Deux femmes, une Allemande et une Française, vont occuper les deux principaux postes de l’Union européenne. L’Allemande, Ursula von der Leyen, assurera la présidence de la Commission et la Française, Christine Lagarde, celle de la Banque centrale. Double symbole. Celui de la parité d’abord : jamais ces deux institutions n’avaient été dirigées par des femmes. Celui de la coopération franco-allemande ensuite : en se partageant les deux fonctions les plus importantes de l’UE, les deux pays redonnent au moteur franco-allemand un rôle-clé dans la relance de l’Europe, au moment même où les relations entre Emmanuel Macron et Angela Merkel semblaient s’être détériorées.
Leur brouille passagère effacée, le président français et la chancelière allemande ont mené le jeu à Bruxelles. Dans un premier temps, ils ont défendu la candidature du social-démocrate néerlandais Frans Timmermans à la présidence de la Commission mais ils se sont heurtés au double refus du PPE, le parti conservateur européen, qui insistait pour que le successeur de Jean-Claude Juncker fût issu de ses rangs, et des pays du groupe de Visegrad, la Hongrie en tête, qui refusaient de se rallier à celui qui, comme premier vice-président de la Commission sortante, avait instruit leur procès pour atteintes à l’Etat de droit. Emmanuel Macron et Angela Merkel ont alors sorti de leur poche et fait accepter par leurs partenaires le nom d’Ursula von der Leyen, une proche de la chancelière allemande, complété par celui de Christine Lagarde.
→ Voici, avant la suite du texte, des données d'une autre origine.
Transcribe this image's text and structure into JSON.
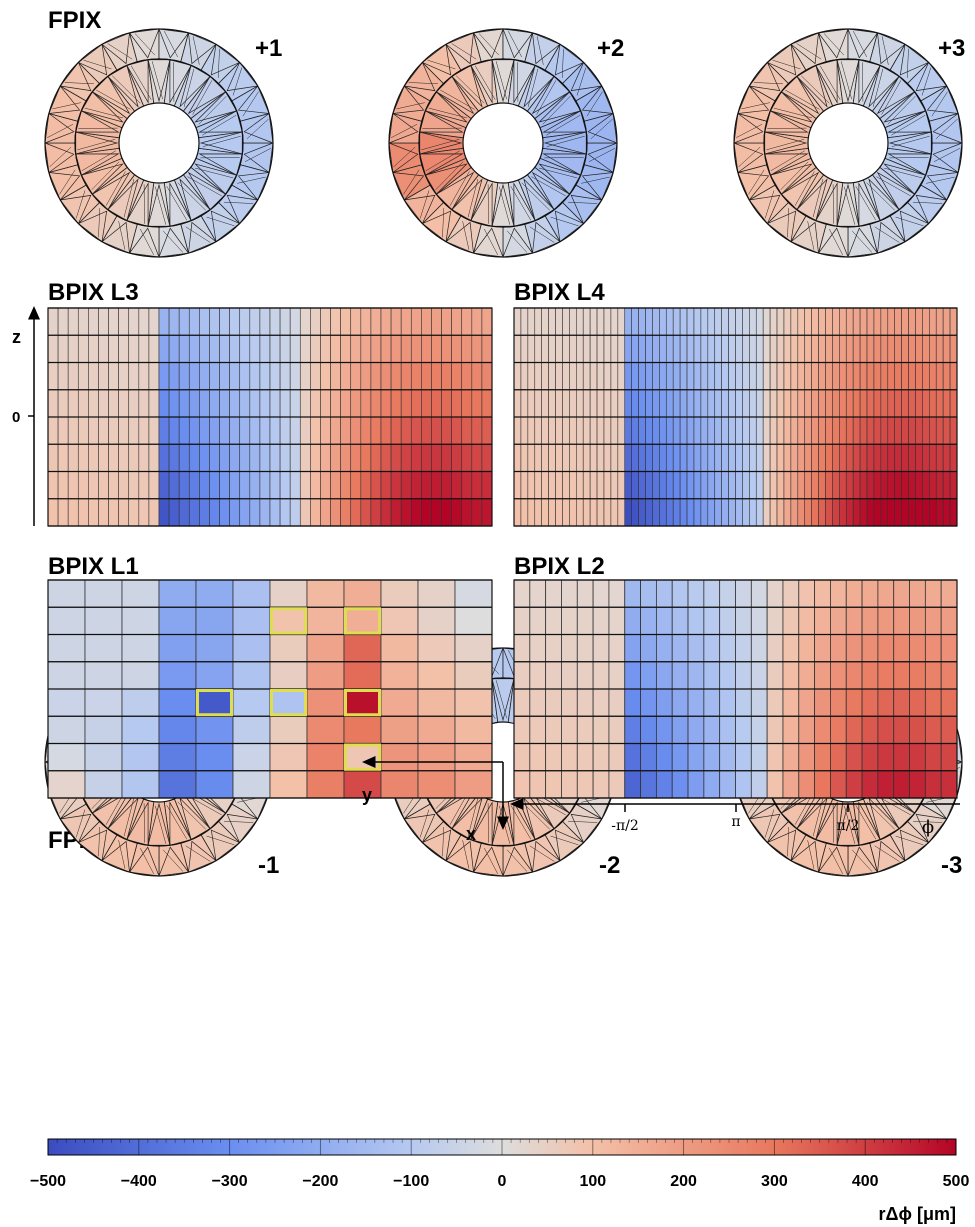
{
  "titles": {
    "fpix_top": "FPIX",
    "fpix_bottom": "FPIX",
    "bpix_l3": "BPIX L3",
    "bpix_l4": "BPIX L4",
    "bpix_l1": "BPIX L1",
    "bpix_l2": "BPIX L2"
  },
  "disks": {
    "top": [
      "+1",
      "+2",
      "+3"
    ],
    "bottom": [
      "-1",
      "-2",
      "-3"
    ]
  },
  "axes": {
    "z": "z",
    "zero": "0",
    "x": "x",
    "y": "y",
    "phi_ticks": [
      "-π/2",
      "π",
      "π/2"
    ],
    "phi": "ϕ"
  },
  "colorbar": {
    "ticks": [
      "−500",
      "−400",
      "−300",
      "−200",
      "−100",
      "0",
      "100",
      "200",
      "300",
      "400",
      "500"
    ],
    "label": "rΔϕ [μm]",
    "range": [
      -500,
      500
    ],
    "colors": {
      "low": "#3b4cc0",
      "mid": "#dddddd",
      "high": "#b40426",
      "highlight": "#dede50"
    }
  },
  "chart_data": {
    "type": "heatmap",
    "zlim": [
      -500,
      500
    ],
    "bpix_l1": {
      "rows": 8,
      "cols": 12,
      "values": [
        [
          -40,
          -40,
          -40,
          -200,
          -200,
          -130,
          40,
          120,
          150,
          60,
          40,
          -20
        ],
        [
          -40,
          -40,
          -40,
          -220,
          -220,
          -130,
          90,
          130,
          150,
          80,
          40,
          0
        ],
        [
          -40,
          -40,
          -40,
          -240,
          -220,
          -130,
          60,
          180,
          330,
          120,
          70,
          40
        ],
        [
          -40,
          -40,
          -40,
          -260,
          -230,
          -120,
          50,
          200,
          320,
          140,
          100,
          60
        ],
        [
          -50,
          -50,
          -80,
          -300,
          -460,
          -100,
          -120,
          230,
          480,
          160,
          120,
          90
        ],
        [
          -40,
          -60,
          -100,
          -320,
          -280,
          -80,
          60,
          250,
          300,
          190,
          160,
          120
        ],
        [
          -20,
          -60,
          -110,
          -350,
          -300,
          -50,
          80,
          270,
          80,
          220,
          200,
          160
        ],
        [
          30,
          -60,
          -110,
          -380,
          -310,
          -40,
          100,
          280,
          380,
          260,
          240,
          200
        ]
      ],
      "highlighted": [
        [
          1,
          6
        ],
        [
          1,
          8
        ],
        [
          4,
          4
        ],
        [
          4,
          6
        ],
        [
          4,
          8
        ],
        [
          6,
          8
        ]
      ]
    },
    "bpix_l2": {
      "rows": 8,
      "cols": 28
    },
    "bpix_l3": {
      "rows": 8,
      "cols": 44
    },
    "bpix_l4": {
      "rows": 8,
      "cols": 64
    }
  }
}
Le choix de ces deux personnalités a certes laissé un goût amer à ceux qui avaient de bonnes raisons de croire à leurs chances, à commencer par Frans Timmermans, que l’on désignait avant la rencontre comme le grand favori. De même la Danoise Margrethe Vestager, jeune et brillante commissaire à la concurrence, et le Français Michel Barnier, solide négociateur du Brexit, dont les noms avaient été souvent cités, ne pouvaient qu’être déçus par l’issue de la négociation. Mais Ursula von der Leyen, quoique critiquée en Allemagne pour son bilan à la tête du ministère de la défense, offrait le double avantage d’être une femme et d’appartenir au PPE, le groupe majoritaire au Parlement européen, comme Christine Lagarde elle-même, proche, sinon membre, du parti conservateur en tant qu’ancienne ministre de Nicolas Sarkozy.
Les deux nouvelles présidentes ont surtout pour elles d’être au cœur de l’axe franco-allemand, une position qui renforcera leur autorité et augmentera leur pouvoir d’influence dans l’exercice de leurs fonctions. Avec le Belge Charles Michel à la présidence du Conseil européen et l’Espagnol Josep Borrell à la tête de la diplomatie, deux habiles négociateurs et deux fervents partisans de la construction européenne, la nouvelle équipe paraît bien armée pour combattre les populismes et redonner vie au projet européen.